In August 2013 a 5.3 kW array was installed on the garage roof of the president’s house. The system was funded by generous contributions of several donors–former Luther parents, faculty and staff members, and friends of the college. It was the donors’ wish to thank Luther’s ninth President, Richard L. Torgerson, and his wife, Judy, for their commitments to sustainability over the course of his 14-year term in office. This system was designed and installed by Go Solar!, a Decorah-based solar installer. It consists of 22 SolarWorldUSA panels, each rated at 240 watts, with an average annual production of 6,360 kWh. Total installed cost for this system was $3.05 per watt.
In August 2016 a second system, a 13.7 kW array, was mounted on the roof of the president’s home. Another gift from former Luther parents Leon and Linda Gregg made this project possible, and because of it, all electricity used at the president’s residence comes from the sun. The system was designed and installed by Perry Novak Electric, a Decorah-based solar installer, and utilizes a bracket to increase the angle of tilt due to the low pitch of the roof. It consists of 42 SolarWorldUSA panels each rated at 325 watts and a Solar Edge inverter. Annual production is estimated at 12,500 kWh and the total installed cost was $2.76 per watt.
When the arrays at the president’s house produce more power than the house is consuming, the surplus electricity powers homes and businesses on the west side of Decorah. Luther receives full retail credit for this surplus power through Iowa’s net metering rule.
The college is grateful to all of the generous donors who made this project possible. Solar panel—a gift that will keep on giving to the college in the form of electricity savings over time—are one way the college is able to achieve goals of environmental, social, and fiscal sustainability.
Solar panel installation on Preus Library, 2015
During the fall of 2015 Luther College installed an additional 821.76 kW of solar photovoltaic (PV) power in three arrays on the main campus.
The vast majority of this capacity (725.76 kW) is installed in two ground-mounted arrays on college property north of Pole Line Road. The east array is 172.8 kW in size and sited behind Luther’s existing 280 kW array. The west array is 552.96 kW in size and sited in the field to the west. The electricity generated by both arrays is used to power the Regents Center via a dedicated underground transmission line.
The remaining 96 kW of capacity is installed on the roof of the Preus Library and the electricity generated by the array is consumed within that building.

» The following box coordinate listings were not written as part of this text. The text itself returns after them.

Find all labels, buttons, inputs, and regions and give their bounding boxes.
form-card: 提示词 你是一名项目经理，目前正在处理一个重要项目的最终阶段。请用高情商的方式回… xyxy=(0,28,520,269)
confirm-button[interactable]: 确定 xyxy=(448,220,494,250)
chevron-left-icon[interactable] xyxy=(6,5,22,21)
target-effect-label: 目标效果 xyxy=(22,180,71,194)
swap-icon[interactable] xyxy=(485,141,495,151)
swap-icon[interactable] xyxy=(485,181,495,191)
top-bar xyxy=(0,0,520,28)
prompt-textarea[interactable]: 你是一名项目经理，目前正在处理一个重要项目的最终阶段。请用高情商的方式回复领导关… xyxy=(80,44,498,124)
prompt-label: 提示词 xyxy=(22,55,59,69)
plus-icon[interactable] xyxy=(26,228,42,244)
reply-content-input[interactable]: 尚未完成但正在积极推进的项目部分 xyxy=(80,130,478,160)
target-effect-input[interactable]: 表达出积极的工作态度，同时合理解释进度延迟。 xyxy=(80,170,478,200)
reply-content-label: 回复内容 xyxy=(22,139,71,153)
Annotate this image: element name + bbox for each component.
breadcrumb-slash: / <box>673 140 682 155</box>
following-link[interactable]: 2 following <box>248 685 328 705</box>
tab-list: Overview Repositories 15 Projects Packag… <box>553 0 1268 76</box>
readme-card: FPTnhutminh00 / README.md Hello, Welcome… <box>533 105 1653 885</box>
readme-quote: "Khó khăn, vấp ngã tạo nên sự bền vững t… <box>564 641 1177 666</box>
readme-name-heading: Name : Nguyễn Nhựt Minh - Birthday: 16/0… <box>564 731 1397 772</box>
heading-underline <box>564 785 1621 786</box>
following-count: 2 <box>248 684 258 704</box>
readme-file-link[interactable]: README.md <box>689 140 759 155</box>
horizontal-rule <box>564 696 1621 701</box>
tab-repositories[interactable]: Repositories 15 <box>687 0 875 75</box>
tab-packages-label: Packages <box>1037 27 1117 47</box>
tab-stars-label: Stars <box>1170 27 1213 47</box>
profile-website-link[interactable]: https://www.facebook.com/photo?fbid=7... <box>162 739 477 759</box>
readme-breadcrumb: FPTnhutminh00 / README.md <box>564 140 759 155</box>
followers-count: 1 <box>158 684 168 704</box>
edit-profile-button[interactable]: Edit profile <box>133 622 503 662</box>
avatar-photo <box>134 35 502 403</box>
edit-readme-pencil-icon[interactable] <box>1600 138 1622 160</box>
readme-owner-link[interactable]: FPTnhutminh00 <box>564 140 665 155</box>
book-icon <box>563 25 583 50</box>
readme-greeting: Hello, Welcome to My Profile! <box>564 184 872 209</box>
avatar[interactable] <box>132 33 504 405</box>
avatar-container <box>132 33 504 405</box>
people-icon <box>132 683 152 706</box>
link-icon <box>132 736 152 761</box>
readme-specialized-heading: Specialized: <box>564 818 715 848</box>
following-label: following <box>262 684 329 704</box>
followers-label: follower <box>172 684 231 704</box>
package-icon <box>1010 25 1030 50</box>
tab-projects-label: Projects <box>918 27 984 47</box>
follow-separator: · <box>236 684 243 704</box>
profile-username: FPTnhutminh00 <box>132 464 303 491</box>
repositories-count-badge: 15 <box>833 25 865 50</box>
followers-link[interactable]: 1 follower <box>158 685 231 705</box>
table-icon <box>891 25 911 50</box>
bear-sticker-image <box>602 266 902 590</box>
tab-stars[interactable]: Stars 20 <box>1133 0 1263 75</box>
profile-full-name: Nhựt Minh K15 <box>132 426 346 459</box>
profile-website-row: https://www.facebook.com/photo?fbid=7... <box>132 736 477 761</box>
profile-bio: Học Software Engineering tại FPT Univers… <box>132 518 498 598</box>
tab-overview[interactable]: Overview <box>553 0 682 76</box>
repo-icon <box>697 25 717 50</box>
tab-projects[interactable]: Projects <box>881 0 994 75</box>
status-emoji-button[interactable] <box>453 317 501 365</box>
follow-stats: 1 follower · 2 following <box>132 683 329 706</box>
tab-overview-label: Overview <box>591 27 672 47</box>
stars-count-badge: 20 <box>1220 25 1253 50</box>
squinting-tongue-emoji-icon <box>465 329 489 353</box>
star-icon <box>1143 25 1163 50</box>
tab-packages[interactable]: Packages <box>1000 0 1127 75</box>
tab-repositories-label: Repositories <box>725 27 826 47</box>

The arrays were designed never to produce more electricity than Luther can consume, thus the production simply offsets electricity purchases and is not subject to Iowa’s net metering rule.
During the fall of 2020 Luther College installed and cut the ribbon for an additional 950 kW of solar photovoltaic (PV) power in an array on college property along Pole Line Road. This project features a 360 kW lithium-ion energy storage system which will discharge power during periods of peak electricity consumption.
With this addition, the total solar PV electrical generation capacity serving Luther’s main campus (1,772 kW) now exceeds the generating capacity of Luther’s wind turbine (1,600 kW).